Review: The Girl in the Band by Belinda Chapple

One of the first reality television programmes in Australia was Popstars and, as many would know, the girl band that the television programme created, Bardot, was exceptionally popular and sadly short-lived. The Girl in the Band is the memoir of Belinda Chapple, one of the five young women who out of the thousands of talented hopefuls gained a spot in the band. For Chapple the band, and the show, was not what she hoped it would be. She soon found herself exhausted, struggling with body image and earning just thirty-five dollars a day. 

The Girl in the Band is an interesting glimpse into the entertainment industry. Chapple details her experiences, with false starts, all kinds of unusual gigs and then an opportunity of a lifetime that soon turned sour for her. The memoir showcases the fickle, ruthless nature of the industry and how big dreams can so easily be shattered. There is a bit of behind the scenes gossip, though fortunately the author refrains from being mean or cruel, even though from her perspective she was very much stabbed in the back by one of her bandmates.

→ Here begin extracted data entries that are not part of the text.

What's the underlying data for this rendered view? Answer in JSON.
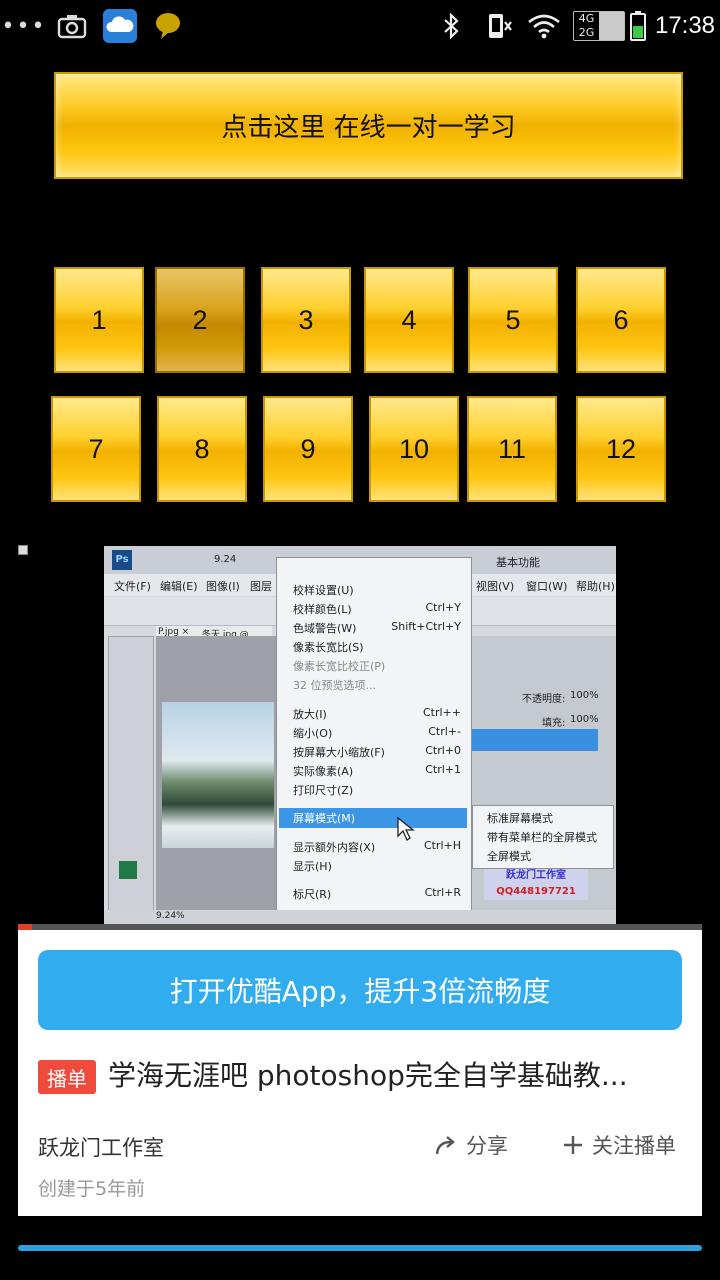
{
  "status_bar": {
    "time": "17:38",
    "network_top": "4G",
    "network_bottom": "2G",
    "icons": [
      "more-dots-icon",
      "camera-icon",
      "cloud-app-icon",
      "chat-bubble-icon",
      "bluetooth-icon",
      "silent-phone-icon",
      "wifi-icon",
      "network-type-icon",
      "battery-icon"
    ]
  },
  "banner": {
    "label": "点击这里  在线一对一学习"
  },
  "lessons": {
    "items": [
      "1",
      "2",
      "3",
      "4",
      "5",
      "6",
      "7",
      "8",
      "9",
      "10",
      "11",
      "12"
    ],
    "active": "2"
  },
  "video": {
    "screenshot": {
      "ps_menu": [
        "文件(F)",
        "编辑(E)",
        "图像(I)",
        "图层",
        "视图(V)",
        "窗口(W)",
        "帮助(H)"
      ],
      "zoom": "9.24",
      "workspace": "基本功能",
      "tabs": [
        "P.jpg ×",
        "冬天.jpg @ 9.24%"
      ],
      "opacity_label": "不透明度:",
      "opacity_value": "100%",
      "fill_label": "填充:",
      "fill_value": "100%",
      "dropdown_items": [
        {
          "label": "校样设置(U)",
          "shortcut": ""
        },
        {
          "label": "校样颜色(L)",
          "shortcut": "Ctrl+Y"
        },
        {
          "label": "色域警告(W)",
          "shortcut": "Shift+Ctrl+Y"
        },
        {
          "label": "像素长宽比(S)",
          "shortcut": ""
        },
        {
          "label": "像素长宽比校正(P)",
          "shortcut": ""
        },
        {
          "label": "32 位预览选项...",
          "shortcut": ""
        },
        {
          "label": "放大(I)",
          "shortcut": "Ctrl++"
        },
        {
          "label": "缩小(O)",
          "shortcut": "Ctrl+-"
        },
        {
          "label": "按屏幕大小缩放(F)",
          "shortcut": "Ctrl+0"
        },
        {
          "label": "实际像素(A)",
          "shortcut": "Ctrl+1"
        },
        {
          "label": "打印尺寸(Z)",
          "shortcut": ""
        },
        {
          "label": "屏幕模式(M)",
          "shortcut": ""
        },
        {
          "label": "显示额外内容(X)",
          "shortcut": "Ctrl+H"
        },
        {
          "label": "显示(H)",
          "shortcut": ""
        },
        {
          "label": "标尺(R)",
          "shortcut": "Ctrl+R"
        }
      ],
      "submenu_items": [
        "标准屏幕模式",
        "带有菜单栏的全屏模式",
        "全屏模式"
      ],
      "watermark_line1": "跃龙门工作室",
      "watermark_line2": "QQ448197721",
      "status_zoom": "9.24%"
    },
    "progress": 0.02
  },
  "card": {
    "open_app_label": "打开优酷App，提升3倍流畅度",
    "badge": "播单",
    "title": "学海无涯吧 photoshop完全自学基础教...",
    "author": "跃龙门工作室",
    "share_label": "分享",
    "follow_label": "关注播单",
    "created": "创建于5年前"
  }
}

This one is very short, though it makes for interesting reading. On a personal level I remember not only when the series aired, but there was a lot of talk in the time leading up to it. I recall a top rating local radio station talking about how the Adelaide auditions for the show were happening that day, and how Jackie O, who at the time was co-host of the Hot 30 Countdown was somehow involved. In other words, something big was happening. Then the show aired and it became a huge phenomenon. I was at an age where I felt like I was a bit too cool for it, yet still wanted to know everything that was going on--I didn't own the album, but I knew all of the songs, and I just "happened" to be passing and found myself in the crowd when they performed at Marion Shopping Centre. I always thought of Belinda Chapple as the band member with the amazing smile. My heart breaks knowing what I do now, that it wasn't a great experience for her. Chapple speaks honestly about her experiences. I found the writing itself to be very sanitised and light--in many ways it feels like an extended article from a magazine like That's Life

An interesting glimpse into the career of someone who was at the forefront of reality television.